Thursday, January 24, 2008

Happily Broken

A family is a basic unit in a community. It consists of the father, mother and the kids. It has a very important role in a country. The family members especially the kids learn basic knowledge of life, earn his first and basic education, and knowledge of our Almighty Father.

When is the family suit to be complete? It is when the love, trust, respect, and loyalty binds them. And having one main goal to meet, which is to live a good life out of what they have, and to nurture their personal growth (career, love life, religious life). All the members must be cooperative, loving, and helping one another to fulfill the family’s basic needs such as food, clothing, and shelter. If all of these factors are present, a family can live happily and contented.

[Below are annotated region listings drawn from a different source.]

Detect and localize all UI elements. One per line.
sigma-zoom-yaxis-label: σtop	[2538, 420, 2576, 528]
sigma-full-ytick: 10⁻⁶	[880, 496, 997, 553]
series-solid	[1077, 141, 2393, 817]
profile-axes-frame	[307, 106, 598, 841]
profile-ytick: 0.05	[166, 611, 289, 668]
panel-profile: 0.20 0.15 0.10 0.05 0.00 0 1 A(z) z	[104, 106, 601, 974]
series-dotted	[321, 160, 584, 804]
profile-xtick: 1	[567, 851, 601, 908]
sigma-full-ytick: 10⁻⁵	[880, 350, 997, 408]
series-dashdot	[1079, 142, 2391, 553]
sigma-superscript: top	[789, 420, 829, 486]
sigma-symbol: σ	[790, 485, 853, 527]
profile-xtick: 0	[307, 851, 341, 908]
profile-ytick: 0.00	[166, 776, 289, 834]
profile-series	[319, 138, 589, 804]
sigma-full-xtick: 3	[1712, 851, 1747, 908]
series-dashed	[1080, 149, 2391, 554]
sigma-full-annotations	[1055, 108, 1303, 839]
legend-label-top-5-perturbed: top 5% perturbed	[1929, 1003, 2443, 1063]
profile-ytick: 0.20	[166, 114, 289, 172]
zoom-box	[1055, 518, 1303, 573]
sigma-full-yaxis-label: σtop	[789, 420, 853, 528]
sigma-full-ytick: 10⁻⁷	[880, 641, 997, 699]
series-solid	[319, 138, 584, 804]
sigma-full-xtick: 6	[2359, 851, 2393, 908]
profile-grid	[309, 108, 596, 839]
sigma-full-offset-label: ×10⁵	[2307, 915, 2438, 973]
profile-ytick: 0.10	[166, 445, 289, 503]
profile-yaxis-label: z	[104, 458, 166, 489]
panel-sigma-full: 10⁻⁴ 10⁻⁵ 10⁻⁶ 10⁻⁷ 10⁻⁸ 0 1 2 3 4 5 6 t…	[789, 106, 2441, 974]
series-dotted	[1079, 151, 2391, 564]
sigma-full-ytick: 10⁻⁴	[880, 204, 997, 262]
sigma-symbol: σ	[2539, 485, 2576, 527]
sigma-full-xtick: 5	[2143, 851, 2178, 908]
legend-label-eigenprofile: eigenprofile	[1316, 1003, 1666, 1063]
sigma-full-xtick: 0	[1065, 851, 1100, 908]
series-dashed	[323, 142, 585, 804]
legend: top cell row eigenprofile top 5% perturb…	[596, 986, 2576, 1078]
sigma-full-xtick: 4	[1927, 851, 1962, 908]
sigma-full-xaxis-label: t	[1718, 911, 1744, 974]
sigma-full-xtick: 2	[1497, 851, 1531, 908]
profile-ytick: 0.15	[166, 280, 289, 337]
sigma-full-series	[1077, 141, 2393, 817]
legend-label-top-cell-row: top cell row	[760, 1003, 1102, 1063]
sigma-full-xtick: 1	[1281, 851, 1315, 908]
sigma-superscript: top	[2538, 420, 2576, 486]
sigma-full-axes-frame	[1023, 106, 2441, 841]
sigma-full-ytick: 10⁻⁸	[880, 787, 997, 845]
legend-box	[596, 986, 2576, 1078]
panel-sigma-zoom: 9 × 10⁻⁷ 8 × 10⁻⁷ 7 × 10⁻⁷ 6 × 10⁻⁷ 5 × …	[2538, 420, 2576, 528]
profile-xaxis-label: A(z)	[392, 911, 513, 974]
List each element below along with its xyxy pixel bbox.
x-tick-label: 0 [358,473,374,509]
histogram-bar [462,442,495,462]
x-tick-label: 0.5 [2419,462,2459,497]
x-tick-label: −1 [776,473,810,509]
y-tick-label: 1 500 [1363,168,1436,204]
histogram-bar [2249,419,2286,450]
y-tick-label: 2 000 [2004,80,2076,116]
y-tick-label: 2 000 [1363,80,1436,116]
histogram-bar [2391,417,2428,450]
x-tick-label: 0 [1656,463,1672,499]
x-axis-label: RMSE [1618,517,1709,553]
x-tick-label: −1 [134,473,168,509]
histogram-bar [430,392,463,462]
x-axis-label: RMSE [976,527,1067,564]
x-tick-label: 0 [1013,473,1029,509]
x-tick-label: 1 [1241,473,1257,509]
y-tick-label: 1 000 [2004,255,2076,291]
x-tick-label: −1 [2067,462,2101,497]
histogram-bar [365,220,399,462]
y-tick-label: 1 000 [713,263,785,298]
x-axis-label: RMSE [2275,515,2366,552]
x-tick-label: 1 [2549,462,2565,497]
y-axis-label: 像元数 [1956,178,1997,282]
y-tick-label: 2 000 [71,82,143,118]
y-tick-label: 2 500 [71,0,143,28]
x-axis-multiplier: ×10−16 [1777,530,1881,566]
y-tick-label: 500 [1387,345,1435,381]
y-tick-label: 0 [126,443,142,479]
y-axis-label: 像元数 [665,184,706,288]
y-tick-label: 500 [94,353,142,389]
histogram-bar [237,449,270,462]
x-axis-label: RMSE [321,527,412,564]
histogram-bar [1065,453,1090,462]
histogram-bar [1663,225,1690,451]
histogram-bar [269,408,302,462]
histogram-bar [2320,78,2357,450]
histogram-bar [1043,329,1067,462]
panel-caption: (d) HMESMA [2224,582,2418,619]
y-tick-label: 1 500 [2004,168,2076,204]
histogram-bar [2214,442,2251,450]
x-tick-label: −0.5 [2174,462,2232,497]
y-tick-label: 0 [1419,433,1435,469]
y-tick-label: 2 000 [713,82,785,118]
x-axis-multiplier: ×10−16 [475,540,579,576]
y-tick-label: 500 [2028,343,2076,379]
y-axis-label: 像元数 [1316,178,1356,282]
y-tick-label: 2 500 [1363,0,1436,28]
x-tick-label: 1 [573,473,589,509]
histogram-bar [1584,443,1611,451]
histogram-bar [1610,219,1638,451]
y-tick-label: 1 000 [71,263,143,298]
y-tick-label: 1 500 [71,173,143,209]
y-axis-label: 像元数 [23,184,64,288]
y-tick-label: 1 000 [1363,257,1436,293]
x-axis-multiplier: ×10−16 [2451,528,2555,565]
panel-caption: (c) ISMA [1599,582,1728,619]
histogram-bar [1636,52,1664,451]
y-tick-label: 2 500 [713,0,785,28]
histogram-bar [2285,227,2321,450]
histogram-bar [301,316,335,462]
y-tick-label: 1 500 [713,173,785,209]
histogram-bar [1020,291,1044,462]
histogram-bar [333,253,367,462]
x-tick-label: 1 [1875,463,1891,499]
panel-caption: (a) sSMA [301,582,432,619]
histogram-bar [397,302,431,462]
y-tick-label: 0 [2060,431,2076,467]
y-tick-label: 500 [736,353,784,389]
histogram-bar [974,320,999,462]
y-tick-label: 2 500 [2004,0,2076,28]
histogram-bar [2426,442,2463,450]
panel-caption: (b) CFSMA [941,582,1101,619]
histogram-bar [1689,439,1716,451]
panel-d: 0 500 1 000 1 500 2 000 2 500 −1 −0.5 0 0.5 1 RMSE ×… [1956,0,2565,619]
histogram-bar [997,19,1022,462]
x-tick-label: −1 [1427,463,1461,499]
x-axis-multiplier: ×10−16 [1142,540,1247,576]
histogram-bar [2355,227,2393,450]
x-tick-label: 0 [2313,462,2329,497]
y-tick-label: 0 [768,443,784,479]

I, myself, have a family. But it is a happily-broken-one. I can say we are happy because I have my loving and thoughtful mother, my supportive stepfather, my two tough and dependable sisters, and my loveable brother, the youngest. I grew up having my Mom solely striving to give us a decent life. My grandfather I call Tatay supported us all the way. He provided what my mother cannot give and cannot do for us, being a father. I never looked for my real father until one day that I found in my heart that I have to meet him in person. I knew him as a person through the stories and memories of him only shared by my sisters and mother. I never accused any of my parents the way our family life had been. I’ve been very thankful that I grew up to be a tough and a strong person. I also did enjoy my childhood, and lived a normal life.

In my case, my biological father wasn’t much of a need. All the other members filled the emptiness of that part our lives. And if I am to compare my life with others who has a complete (in the real sense) family but has a father who beats them, I would never trade places with them. I think it would be better to end up the relationship f the parents if they can’t live peacefully together one roof. Because it will deeply affects the children, and will contribute much to their formative years. Children must grow in a loving and peaceful “home” that they can turn to and hide during their hurtful experiences in school, in a barkada group as a kid and to share with when they’re happy, when they’re up to something new.

Now who would like to be complete family with no peace at all, or in a harmoniously loving happily broken family? I can sense that your guess is as good as mine.